L’agriculture biologique est « à la croisée de nombreuses problématiques » aussi bien « la sécurité du consommateur, la préservation de l’environnement, ou la lutte contre l’érosion des sols ». Le préfet de Mayotte, dans son allocution, a rappelé les enjeux du développement et du soutien des méthodes agricoles respectueuses de la biodiversité tout en assurant la meilleure qualité possible aux consommateurs. Propos complétés par Ali-Moussa Moussa Ben, maire de Bandrélé, soulignant également l’impossible traçabilité « des produits aux abords des routes ».
La structuration de la filière bio, un défi pour Mayotte
Pour tenter d’apporter une solution concrète à ces défis, la municipalité de Bandrélé, en partenariat avec l’Etablissement Public Foncier d’Aménagement de Mayotte, a décidé de valoriser les 19 hectares du site de Mro Mouhou. Depuis mai 2022, les 11 agriculteurs professionnels sélectionnés par la commission d’attribution des parcelles se sont progressivement installés avant de développer leurs activités de production. Qu’il s’agisse de maraîchage, de la production de vanille, d’ananas ou encore de manioc, les activités agricoles recouvrent un large panel de production et ce, tout en respectant au mieux l’environnement.
C’est donc naturellement que le maire de Bandrélé, le directeur général de l’Établissement public foncier et d’aménagement de Mayotte (EPFAM), Yves-Michel Daunar, ainsi que le coordinateur général de l’Union Des Coopératives Agricoles de Mayotte (UCOOPAM), Bryce Bouvard, ont choisi une des nombreuses parcelles de ce pôle agricole comme lieu de présentation des agriculteurs de l’île engagés dans une démarche d’agriculture biologique. L’occasion aussi pour ces agriculteurs de se connaître et d’échanger sur leurs pratiques afin de favoriser le retour d’expérience. L’objectif affiché à terme est, en effet, la structuration d’une filière agricole biologique dans le département avec des filières de production structurées et durables. Tout un écosystème d’ingénierie s’est mis progressivement en place afin d’inscrire le bio dans la transformation du monde agricole de l’île.
Des méthodes de préservation alternatives aux produits phytosanitaires
« Le soutien auprès des agriculteurs se fait au niveau de l’aide à la traçabilité des produits avec notamment la réalisation de facture pour assurer le suivi de la production », renseigne Yves-Michel Daunar.
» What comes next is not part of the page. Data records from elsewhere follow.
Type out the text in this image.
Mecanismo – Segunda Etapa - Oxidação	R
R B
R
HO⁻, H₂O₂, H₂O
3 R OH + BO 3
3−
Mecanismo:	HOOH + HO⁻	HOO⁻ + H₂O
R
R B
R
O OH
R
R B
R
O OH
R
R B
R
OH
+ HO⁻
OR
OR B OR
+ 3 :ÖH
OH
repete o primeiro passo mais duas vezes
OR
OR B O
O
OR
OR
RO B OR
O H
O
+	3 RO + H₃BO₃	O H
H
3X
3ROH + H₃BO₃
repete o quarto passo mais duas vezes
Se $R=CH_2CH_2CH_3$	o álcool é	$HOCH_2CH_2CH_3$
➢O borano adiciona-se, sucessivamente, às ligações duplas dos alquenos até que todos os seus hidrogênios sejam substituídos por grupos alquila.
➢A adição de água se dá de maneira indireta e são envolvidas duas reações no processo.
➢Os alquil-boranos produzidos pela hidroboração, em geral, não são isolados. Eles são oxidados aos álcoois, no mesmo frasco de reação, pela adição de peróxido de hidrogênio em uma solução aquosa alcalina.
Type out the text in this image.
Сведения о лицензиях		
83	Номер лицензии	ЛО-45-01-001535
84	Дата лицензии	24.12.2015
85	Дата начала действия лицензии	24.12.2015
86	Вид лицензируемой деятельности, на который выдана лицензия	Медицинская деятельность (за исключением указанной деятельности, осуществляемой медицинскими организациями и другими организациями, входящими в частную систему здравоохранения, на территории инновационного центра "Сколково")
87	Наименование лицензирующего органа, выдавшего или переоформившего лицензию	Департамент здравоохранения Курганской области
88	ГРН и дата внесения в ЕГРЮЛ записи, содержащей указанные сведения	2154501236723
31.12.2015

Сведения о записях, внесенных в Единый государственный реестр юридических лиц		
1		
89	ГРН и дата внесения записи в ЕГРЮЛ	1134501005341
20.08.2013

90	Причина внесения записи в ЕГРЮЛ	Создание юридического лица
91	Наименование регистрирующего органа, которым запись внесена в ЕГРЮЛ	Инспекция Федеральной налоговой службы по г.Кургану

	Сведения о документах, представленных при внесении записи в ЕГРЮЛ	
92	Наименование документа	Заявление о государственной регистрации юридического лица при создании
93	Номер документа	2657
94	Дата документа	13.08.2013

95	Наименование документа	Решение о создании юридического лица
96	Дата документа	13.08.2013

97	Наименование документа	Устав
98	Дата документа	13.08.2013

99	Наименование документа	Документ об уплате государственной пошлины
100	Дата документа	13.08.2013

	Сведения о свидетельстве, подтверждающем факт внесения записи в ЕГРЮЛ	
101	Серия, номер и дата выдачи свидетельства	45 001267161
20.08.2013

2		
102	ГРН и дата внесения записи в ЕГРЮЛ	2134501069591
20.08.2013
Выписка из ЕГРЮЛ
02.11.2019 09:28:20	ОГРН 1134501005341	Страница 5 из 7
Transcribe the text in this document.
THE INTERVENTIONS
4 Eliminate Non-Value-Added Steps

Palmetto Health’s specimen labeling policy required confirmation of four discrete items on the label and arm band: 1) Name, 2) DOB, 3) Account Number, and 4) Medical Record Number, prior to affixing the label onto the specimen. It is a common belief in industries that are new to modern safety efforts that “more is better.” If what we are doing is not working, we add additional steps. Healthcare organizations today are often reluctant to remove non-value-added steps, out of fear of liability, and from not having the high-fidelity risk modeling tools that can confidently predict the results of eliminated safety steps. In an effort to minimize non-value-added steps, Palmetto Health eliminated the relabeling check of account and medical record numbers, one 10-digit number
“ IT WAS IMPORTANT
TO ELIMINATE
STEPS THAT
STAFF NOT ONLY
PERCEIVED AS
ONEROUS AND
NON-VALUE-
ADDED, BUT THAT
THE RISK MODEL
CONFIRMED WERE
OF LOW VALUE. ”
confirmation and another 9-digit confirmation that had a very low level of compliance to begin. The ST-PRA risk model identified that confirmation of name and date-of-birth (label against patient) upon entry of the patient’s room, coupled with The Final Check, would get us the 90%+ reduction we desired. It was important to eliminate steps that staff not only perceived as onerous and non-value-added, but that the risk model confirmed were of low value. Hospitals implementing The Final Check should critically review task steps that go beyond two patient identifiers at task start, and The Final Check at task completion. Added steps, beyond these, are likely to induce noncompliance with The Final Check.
Mais l’aide va plus loin puisque « l’EPFAM les accompagne dans leur mode de pratique des cultures afin de parvenir à une élimination de l’utilisation des produits phytosanitaires ». Sur ce point, cette démarche s’inscrit dans la droite ligne du plan d’actions national Ecophyto qui vise à diminuer de 50 %, d’ici 2025, l’utilisation des fertilisants, ou des traitements issus de la chimie de synthèse, aussi bien en métropole ou dans les départements d’outre-mer. Pour s’en rendre compte, il suffit d’observer les parcelles cultivées et de discuter avec les agriculteurs présents à l’instar d’Asani Boinadi, l’un des trois agriculteurs certifiés bio de l’île. « Au départ on faisait de la purée de piment pour traiter les chenilles mais j’ai perdu une récolte de choux. Alors on a mis des filets pour s’en prémunir », explique-t-il.
Les difficultés de la certification bio à Mayotte
Si officiellement dix autres agriculteurs de l’île se sont engagés dans la démarche certifiante du bio, le processus reste fastidieux. Asani Boinadi se dit chanceux car « sa parcelle était en friche » ce qui lui a évité « une phase de transition » pouvant parfois durer « plusieurs années ».
S’y ajoute, comme l’a souligné le délégué du gouvernement, « l’absence d’organisme certificateur à Mayotte » qui conduit à devoir « réaliser des démarches de manières collectives » et représente également un coût financier. « Il faut les faire venir sur l’île soit depuis La Réunion soit de la métropole », renseigne Elodie Chêne, responsable de la communication à l’EPFAM. Par ailleurs, « une grosse problématique subsiste au niveau des semences bio à Mayotte », indique le directeur de l’EPFAM, puisqu’il faut aussi les faire venir de métropole. Une solution pour pallier ce manque serait la « création d’une pépinière bio dans le département afin de pouvoir entrer directement en phase de production », poursuit-il.
Néanmoins, ces difficultés n’empêchent pas les professionnels de réfléchir déjà à la manière d’écouler les futures productions. Cette démarche de recherche de débouchés fait également partie du travail d’accompagnement mis en place par l’EPFAM. Les productions bios étant gage de qualité pour les consommateurs, les marchés couverts ou les collectivités peuvent déjà servir d’intermédiaire, sans oublier la grande distribution. Une chose est sûre, la graine du bio est indéniablement plantée à Mayotte.